3. Uluslararası Sinema Sempozyumu, Lefkoşa, Cyprus (Kktc), 6 - 10 November 2023, pp.31-32
ÖZ
Lacan’ın Simgesel kavramı (The Symbolic), dünya anlayışımızı şekillendiren dil, kültür ve sosyal normlar alanına
atıfta bulunur. Bu, bir nesnenin ya da fikrin dilsel temsili olan gösterenin alanıdır. Simgesel düzen, gerçeklik deneyimimizi
yapılandıran dil ve kültür düzenidir; yasaklar, kurallar ve normlar sahasıdır; diğer tanımıyla Babanın Yasası’dır; Öteki’nin
oluştuğu evrendir. Yine Lacan’ın Simgesel öncesi olarak tanımladığı İmgesel kavramı (The Imaginary) ise kimliği biçimlendiren
imgeler ve fanteziler alanına tekabül eder. Egonun ikame etmeyi arzuladığı idealize edilmiş öteki imgesi olan hayali
ötekinin alanıdır. Julia Kristeva’nın Semiotic kavramı ise Lacan’ın Simgesel’i ile ilişkili olarak tıpkı İmgesel gibi dil öncesi
deneyim alanına atıfta bulunur.
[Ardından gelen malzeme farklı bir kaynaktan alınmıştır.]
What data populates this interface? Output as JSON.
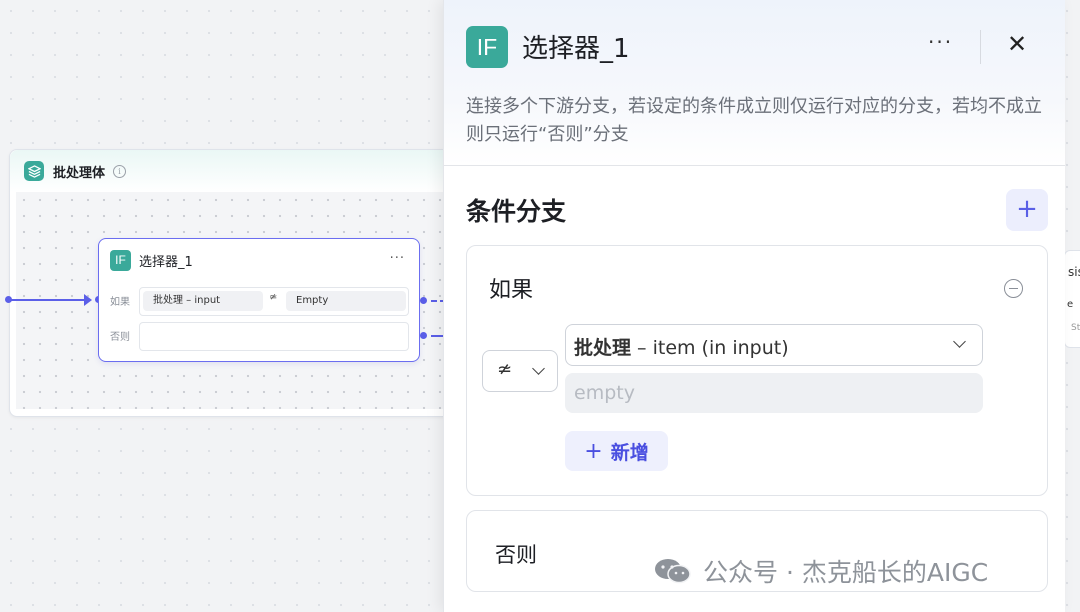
{
  "canvas": {
    "batch": {
      "title": "批处理体"
    },
    "node": {
      "title": "选择器_1",
      "icon_text": "IF",
      "more": "···",
      "if_label": "如果",
      "else_label": "否则",
      "condition": {
        "left": "批处理  –  input",
        "operator": "≄",
        "right": "Empty"
      }
    },
    "partial_node": {
      "line1": "sis",
      "line2": "e",
      "line3": "St"
    }
  },
  "panel": {
    "icon_text": "IF",
    "title": "选择器_1",
    "more": "···",
    "close": "✕",
    "description": "连接多个下游分支，若设定的条件成立则仅运行对应的分支，若均不成立则只运行“否则”分支",
    "section_title": "条件分支",
    "add_label": "+",
    "if_card": {
      "label": "如果",
      "operator_symbol": "≄",
      "variable_main": "批处理",
      "variable_rest": " – item (in input)",
      "value_placeholder": "empty",
      "new_plus": "+",
      "new_label": "新增"
    },
    "else_card": {
      "label": "否则"
    }
  },
  "watermark": {
    "text": "公众号 · 杰克船长的AIGC"
  },
  "colors": {
    "accent": "#5b5fe8",
    "if_icon": "#3aa99a"
  }
}
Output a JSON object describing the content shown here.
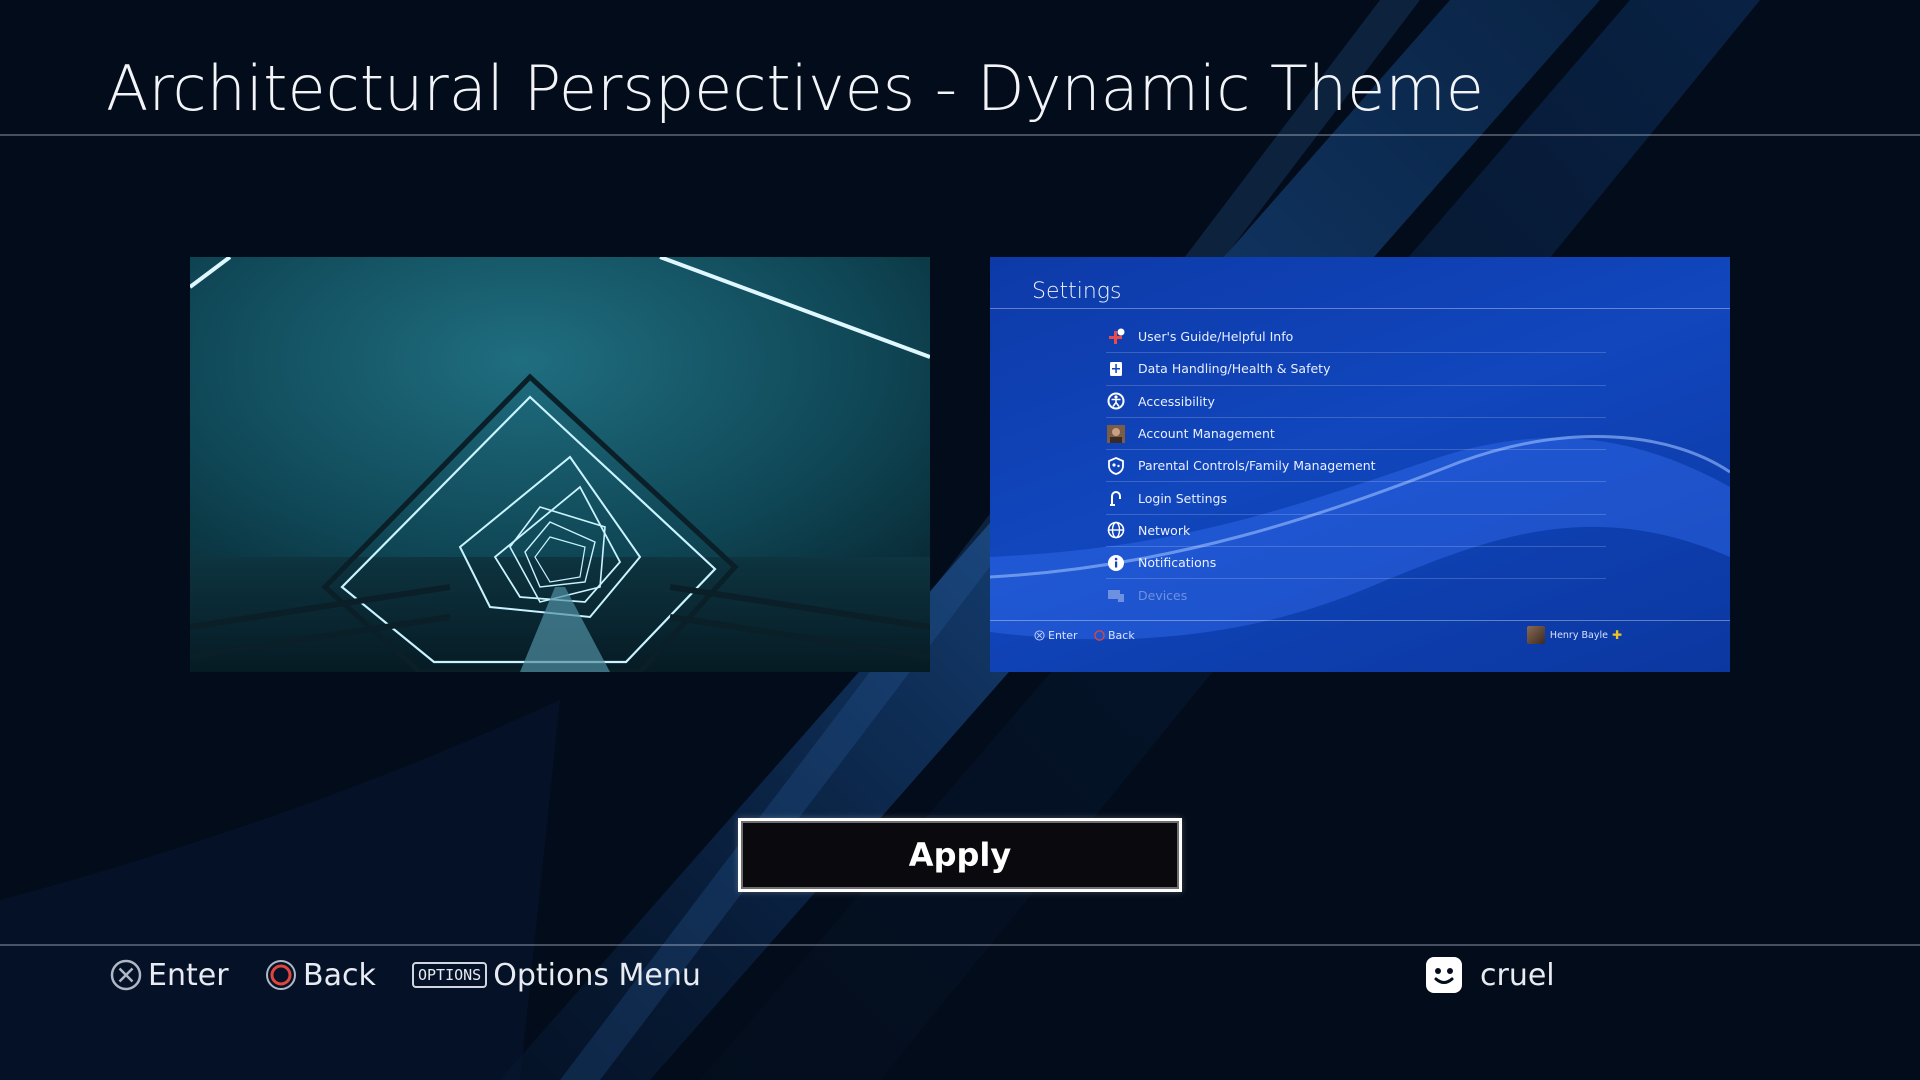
{
  "page": {
    "title": "Architectural Perspectives - Dynamic Theme"
  },
  "preview_image": {
    "description_icon": "bridge-tunnel-image"
  },
  "settings_preview": {
    "title": "Settings",
    "items": [
      {
        "label": "User's Guide/Helpful Info",
        "icon": "helpful-info-icon"
      },
      {
        "label": "Data Handling/Health & Safety",
        "icon": "data-handling-icon"
      },
      {
        "label": "Accessibility",
        "icon": "accessibility-icon"
      },
      {
        "label": "Account Management",
        "icon": "account-avatar-icon"
      },
      {
        "label": "Parental Controls/Family Management",
        "icon": "parental-controls-icon"
      },
      {
        "label": "Login Settings",
        "icon": "login-settings-icon"
      },
      {
        "label": "Network",
        "icon": "network-globe-icon"
      },
      {
        "label": "Notifications",
        "icon": "notifications-info-icon"
      },
      {
        "label": "Devices",
        "icon": "devices-icon"
      }
    ],
    "footer": {
      "enter_label": "Enter",
      "back_label": "Back",
      "user_name": "Henry Bayle"
    }
  },
  "actions": {
    "apply_label": "Apply"
  },
  "hints": {
    "enter_label": "Enter",
    "back_label": "Back",
    "options_key": "OPTIONS",
    "options_label": "Options Menu"
  },
  "user": {
    "name": "cruel"
  },
  "colors": {
    "background": "#030c1a",
    "settings_blue": "#1146bd",
    "circle_button": "#e0463b",
    "plus_gold": "#f0c420"
  }
}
Kristeva’nın ısrarla vurguladığı haliyle beden olgusu ile ilgilidir. Aynı zamanda bu alan,
mikro düzeyde bedenden, makro düzeyde ise toplumsal (Sim-gesel) olandan kovulan ve benliğin/kimliğin sınırlarını tehdit
eden nesne olan abject’in (‘iğrenç’ olanın) alanıdır. Bu çalışma yönetmenliğini Atıf Yılmaz’ın yaptığı Aahhh Belinda
(1986) filmindeki karakter dönüşümlerini Simgesel’le ilişkisi içinde İmgesel, Semiotic ve yine Kristeva’nın ‘iğrençlik’ (abject)
ve ‘murdarlık’ (defilement) kavramları kapsamında incelemeyi hedeflemektedir. Ters-zamanlı bir okumaya da (Simgeselden
İmgesele/Semiotic’e) imkan veren bu karakter analizi ve görsel/filmsel çözümleme yöntemi ile filmin ana karakterinin aslında
‘namevcut’ Naciye olduğu gözler önüne serilir. Olay örgüsünün aksine filmsel öykü Naciye’nin Babanın Yasası’ndan kurtulmak
üzere, İmgesel Düzen’e dönerek Serap’ı çağırması (İngilizce karşılığı ile ‘To summon’) üzerine temellenir. Çalışmanın
sonucunda cunta sonrası toplum ve toplumsal konulardan uzaklaşmak zorunda kalarak kimlik tartışmalarına dönen Türk
Sineması içinde -filmin ‘fantastik’ ve/veya ‘gerçeküstücü’ yapısına tezatla- Aahhh Belinda’nın gerçekçi bir ifadeye sahip olduğu
görülür. Adıyla müsemma Serap bir hayaldir ve 1980’ler Türkiye’sinde Naciye’lerin Babanın Yasası’ndan kaçışı mümkün
değildir. Zira filmin finaline Babanın Yasası’na; öz babaya, kayınbabaya, baba olarak eşe dönüş tamamlandığında Naciye
artık Simgesel Düzen’in içindeki yerini kabullenmiştir. Serap’a (hem karakter adı hem de kelimenin sözlük karşılığıyla) son
verilmesi ve simgesel sisteme (toplumsala) dönüş (aynı zamanda dil evrenine [Naciye’nin ailesinin dili, eşinin dili, anne
olarak Naciye’nin dili] dönüş) Serap’ın bu ‘ahlaklı’ evreni enfekte ettiği ‘iğrenç’liğe de bir son verecek ve Naciye filmin 20. Dakikasında
çağırdığı Serap’ı anlatının 90. dakikasında - Belinda şampuanı ile ‘arınarak’, ‘temizlenerek’ ve ‘öz-kimliğini’ yeniden
kucaklayarak- defedecektir. Serap, gerçek olmayan nitelikleriyle, Naciye’nin -ve dönemin Naciye’lerinin- yüzüne takamadığı
bir maskedir.
Anahtar Kelimeler: Abject, Semiotic, Simgesel, İmgesel, Temsil.